The SAE (Society of Automotive Engineers) levels define the level of vehicle autonomy, or in other words, how much human intervention is still needed for an automated vehicle to operate. Currently, five SAE levels have been defined: Level 0: Automated system issues warnings and may momentarily intervene but has no sustained vehicle control. Level 1 (hands on): Driver and automatic system share vehicle control. The driver must be ready to retake full control at any time. Level 2 (hands off): The automated system takes full control of the vehicle (accelerating, braking, and steering). The driver must monitor the driving and be prepared to intervene immediately at any time if the automated system fails to respond properly. Level 3 (eyes off): The automated system takes full control of the vehicle (accelerating, braking, and steering).
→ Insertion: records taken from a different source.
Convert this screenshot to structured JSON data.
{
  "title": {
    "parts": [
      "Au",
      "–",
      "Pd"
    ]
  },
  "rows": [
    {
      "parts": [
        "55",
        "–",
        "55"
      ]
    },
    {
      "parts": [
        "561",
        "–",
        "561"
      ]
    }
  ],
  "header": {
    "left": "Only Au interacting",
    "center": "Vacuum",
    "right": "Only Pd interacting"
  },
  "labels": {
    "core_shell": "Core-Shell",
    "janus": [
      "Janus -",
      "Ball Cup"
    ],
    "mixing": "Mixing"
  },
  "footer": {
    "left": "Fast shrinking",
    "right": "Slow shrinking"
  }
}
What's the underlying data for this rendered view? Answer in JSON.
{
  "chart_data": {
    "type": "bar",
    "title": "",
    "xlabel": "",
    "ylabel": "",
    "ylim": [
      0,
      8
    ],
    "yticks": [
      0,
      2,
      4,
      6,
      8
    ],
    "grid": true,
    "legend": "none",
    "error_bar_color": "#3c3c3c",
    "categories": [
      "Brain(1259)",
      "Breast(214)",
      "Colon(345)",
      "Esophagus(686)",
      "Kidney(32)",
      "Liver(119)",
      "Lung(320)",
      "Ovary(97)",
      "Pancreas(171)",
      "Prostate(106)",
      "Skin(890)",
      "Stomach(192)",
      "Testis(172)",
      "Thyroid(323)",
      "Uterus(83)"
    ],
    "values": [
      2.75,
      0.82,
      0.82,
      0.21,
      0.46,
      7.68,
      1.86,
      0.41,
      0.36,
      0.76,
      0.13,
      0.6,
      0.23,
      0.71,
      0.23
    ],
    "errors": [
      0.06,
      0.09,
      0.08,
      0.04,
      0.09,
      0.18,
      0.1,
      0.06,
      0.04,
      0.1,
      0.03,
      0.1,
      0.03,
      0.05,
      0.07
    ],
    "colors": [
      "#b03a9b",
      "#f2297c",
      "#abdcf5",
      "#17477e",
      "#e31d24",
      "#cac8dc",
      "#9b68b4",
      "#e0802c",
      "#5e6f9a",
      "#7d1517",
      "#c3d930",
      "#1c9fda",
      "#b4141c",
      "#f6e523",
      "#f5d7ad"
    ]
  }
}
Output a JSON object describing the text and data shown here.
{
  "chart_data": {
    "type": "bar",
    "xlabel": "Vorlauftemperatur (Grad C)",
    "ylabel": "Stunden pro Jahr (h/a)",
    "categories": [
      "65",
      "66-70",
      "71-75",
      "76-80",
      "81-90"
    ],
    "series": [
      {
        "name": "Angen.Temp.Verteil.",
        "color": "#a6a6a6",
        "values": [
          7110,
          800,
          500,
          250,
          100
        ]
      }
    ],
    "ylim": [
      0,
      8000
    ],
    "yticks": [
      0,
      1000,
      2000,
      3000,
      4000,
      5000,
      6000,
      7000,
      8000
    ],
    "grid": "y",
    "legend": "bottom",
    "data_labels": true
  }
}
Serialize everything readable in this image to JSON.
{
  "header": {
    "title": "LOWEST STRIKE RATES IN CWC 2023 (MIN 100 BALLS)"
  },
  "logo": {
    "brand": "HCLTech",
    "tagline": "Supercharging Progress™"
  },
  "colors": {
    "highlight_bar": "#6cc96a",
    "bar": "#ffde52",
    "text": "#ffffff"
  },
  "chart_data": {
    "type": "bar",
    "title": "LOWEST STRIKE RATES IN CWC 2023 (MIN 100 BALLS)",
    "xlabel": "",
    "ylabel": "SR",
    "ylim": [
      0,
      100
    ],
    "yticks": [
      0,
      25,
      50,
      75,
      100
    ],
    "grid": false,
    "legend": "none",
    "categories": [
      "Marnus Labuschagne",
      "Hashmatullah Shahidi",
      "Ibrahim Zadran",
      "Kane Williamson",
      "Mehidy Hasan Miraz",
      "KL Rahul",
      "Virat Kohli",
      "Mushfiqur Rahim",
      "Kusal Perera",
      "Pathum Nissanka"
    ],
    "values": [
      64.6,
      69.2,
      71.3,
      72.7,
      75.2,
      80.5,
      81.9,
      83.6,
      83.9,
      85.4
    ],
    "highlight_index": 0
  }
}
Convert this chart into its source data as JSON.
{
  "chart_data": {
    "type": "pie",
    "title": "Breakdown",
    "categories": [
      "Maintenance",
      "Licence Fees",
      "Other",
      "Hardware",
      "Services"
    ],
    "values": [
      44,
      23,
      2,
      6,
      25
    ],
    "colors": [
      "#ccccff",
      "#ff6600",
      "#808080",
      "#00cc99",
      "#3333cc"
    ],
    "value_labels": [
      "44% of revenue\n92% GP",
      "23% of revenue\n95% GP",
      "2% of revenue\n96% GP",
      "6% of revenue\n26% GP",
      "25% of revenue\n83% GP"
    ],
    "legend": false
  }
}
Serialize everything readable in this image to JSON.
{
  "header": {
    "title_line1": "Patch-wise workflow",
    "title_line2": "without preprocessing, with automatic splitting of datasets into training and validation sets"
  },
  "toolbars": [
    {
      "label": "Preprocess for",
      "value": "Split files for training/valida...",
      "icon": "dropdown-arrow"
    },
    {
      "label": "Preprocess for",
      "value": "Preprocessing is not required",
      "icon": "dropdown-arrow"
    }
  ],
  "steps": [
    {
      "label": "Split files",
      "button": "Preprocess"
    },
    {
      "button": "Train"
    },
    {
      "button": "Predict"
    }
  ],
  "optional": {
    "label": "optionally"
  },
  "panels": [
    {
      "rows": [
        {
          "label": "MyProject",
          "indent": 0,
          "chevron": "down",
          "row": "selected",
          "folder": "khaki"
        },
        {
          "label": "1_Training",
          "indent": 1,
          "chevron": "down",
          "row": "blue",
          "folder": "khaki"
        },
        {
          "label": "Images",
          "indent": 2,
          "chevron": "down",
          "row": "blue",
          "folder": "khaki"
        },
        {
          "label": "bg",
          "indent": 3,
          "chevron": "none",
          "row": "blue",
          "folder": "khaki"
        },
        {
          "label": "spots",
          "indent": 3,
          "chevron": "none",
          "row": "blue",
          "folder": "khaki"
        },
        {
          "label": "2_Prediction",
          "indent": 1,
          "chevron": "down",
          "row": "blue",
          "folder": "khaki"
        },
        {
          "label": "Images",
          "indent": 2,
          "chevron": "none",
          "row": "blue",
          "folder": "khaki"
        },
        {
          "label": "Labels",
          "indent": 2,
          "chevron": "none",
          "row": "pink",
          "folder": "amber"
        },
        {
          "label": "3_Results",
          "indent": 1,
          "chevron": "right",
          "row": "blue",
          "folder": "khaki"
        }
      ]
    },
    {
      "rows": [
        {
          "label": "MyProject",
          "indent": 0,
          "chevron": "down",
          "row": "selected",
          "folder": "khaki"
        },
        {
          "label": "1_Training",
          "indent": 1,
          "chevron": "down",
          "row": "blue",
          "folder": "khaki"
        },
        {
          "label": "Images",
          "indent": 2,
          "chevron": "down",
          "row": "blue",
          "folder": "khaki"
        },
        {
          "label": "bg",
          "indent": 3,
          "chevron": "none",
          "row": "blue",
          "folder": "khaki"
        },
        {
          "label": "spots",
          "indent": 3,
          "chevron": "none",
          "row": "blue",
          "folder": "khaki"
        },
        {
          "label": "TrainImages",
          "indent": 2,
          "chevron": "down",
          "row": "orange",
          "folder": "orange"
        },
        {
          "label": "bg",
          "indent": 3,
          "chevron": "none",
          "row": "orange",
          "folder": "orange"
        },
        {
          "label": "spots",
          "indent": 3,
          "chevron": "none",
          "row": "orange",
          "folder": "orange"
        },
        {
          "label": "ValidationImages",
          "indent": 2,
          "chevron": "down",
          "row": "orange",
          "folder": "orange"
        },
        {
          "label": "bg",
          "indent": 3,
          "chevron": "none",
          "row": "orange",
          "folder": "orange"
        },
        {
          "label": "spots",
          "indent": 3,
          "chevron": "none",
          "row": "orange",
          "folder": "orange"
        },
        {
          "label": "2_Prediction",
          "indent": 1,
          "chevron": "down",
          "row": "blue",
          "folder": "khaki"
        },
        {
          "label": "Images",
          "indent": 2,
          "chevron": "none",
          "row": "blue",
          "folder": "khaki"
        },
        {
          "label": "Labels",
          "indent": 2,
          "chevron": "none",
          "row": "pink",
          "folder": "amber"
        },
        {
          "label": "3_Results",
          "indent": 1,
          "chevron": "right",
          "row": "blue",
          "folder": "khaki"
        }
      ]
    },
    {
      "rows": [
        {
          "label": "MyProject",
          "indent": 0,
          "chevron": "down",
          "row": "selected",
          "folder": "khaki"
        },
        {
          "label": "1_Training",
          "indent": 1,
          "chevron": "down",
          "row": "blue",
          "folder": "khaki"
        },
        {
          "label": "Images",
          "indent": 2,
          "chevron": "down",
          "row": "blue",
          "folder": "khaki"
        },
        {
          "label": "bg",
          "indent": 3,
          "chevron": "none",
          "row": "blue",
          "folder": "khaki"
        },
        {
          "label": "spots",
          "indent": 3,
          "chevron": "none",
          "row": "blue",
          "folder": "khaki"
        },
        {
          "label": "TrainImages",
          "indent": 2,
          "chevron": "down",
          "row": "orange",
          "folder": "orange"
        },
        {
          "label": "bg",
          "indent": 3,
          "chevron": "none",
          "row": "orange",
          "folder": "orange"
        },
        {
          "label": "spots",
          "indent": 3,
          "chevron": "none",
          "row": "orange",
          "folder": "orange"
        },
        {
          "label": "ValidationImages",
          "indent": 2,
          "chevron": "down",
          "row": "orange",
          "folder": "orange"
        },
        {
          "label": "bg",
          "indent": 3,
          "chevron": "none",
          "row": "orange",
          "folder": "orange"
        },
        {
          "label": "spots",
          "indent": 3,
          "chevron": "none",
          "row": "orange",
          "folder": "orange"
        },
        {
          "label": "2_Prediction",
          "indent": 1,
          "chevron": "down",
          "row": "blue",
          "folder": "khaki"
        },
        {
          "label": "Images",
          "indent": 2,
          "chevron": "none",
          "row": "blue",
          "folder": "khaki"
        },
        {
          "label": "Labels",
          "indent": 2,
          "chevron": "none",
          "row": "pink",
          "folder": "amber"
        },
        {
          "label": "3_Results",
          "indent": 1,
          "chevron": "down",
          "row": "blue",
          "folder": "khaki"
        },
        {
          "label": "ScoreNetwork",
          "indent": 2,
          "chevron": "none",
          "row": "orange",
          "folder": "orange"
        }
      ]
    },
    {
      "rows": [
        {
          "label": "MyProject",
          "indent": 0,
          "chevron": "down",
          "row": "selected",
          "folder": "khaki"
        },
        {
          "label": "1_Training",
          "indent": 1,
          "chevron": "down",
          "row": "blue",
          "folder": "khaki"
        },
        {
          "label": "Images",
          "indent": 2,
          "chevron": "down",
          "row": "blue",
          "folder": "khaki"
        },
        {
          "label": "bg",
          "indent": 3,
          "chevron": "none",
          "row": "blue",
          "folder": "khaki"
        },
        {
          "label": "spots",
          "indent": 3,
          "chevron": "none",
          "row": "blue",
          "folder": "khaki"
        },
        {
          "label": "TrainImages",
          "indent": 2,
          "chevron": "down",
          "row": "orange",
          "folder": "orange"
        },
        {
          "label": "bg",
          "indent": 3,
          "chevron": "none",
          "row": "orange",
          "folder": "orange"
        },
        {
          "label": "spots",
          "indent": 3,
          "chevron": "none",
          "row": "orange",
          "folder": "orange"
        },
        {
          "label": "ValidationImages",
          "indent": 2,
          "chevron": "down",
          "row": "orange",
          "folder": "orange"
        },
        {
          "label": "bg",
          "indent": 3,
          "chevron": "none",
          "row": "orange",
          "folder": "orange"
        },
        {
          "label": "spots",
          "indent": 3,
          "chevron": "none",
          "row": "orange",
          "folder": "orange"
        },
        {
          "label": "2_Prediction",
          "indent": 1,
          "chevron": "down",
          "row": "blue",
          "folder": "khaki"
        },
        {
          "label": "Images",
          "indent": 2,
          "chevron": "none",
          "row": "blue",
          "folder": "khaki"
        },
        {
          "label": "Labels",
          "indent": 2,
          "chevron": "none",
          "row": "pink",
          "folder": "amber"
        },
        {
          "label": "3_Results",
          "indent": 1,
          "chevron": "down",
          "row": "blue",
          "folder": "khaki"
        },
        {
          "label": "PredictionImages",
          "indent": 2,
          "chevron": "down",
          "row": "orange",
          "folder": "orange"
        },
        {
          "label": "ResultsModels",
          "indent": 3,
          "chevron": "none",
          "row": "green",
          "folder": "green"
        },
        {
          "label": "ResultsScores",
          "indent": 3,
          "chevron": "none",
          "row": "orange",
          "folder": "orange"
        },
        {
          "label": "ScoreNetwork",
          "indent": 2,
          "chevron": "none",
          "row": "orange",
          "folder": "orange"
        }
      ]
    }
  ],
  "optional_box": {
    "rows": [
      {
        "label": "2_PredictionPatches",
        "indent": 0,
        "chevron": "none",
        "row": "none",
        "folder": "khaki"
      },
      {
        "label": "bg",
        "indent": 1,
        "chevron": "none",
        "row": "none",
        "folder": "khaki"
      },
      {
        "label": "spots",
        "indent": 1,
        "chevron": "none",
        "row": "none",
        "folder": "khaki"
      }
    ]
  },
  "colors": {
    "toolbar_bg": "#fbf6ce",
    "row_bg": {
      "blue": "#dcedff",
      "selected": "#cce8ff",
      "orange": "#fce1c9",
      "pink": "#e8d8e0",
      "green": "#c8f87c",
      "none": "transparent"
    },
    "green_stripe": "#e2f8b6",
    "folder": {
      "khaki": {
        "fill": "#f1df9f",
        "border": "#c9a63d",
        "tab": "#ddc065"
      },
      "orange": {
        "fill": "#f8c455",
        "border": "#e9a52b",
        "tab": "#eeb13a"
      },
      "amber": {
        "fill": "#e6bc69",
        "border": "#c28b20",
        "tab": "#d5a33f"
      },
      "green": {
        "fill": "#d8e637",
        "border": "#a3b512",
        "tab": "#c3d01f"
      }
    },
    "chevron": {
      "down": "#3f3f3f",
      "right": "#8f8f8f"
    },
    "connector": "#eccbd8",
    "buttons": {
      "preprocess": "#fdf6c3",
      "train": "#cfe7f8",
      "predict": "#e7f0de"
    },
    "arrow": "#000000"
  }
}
The driver must monitor the driving and be prepared to intervene immediately at any time if the automated system fails to respond properly. Level 4 (mind off): As level 3, but no driver attention is ever required for safety, e.g. the driver may safely go to sleep or leave the driver's seat. Level 5 (steering wheel optional): No human intervention is required at all. An example would be a robotic taxi.

V2X

Vehicle-to-everything (V2X) communication is the passing of information from a vehicle to any entity that may affect the vehicle, and vice versa.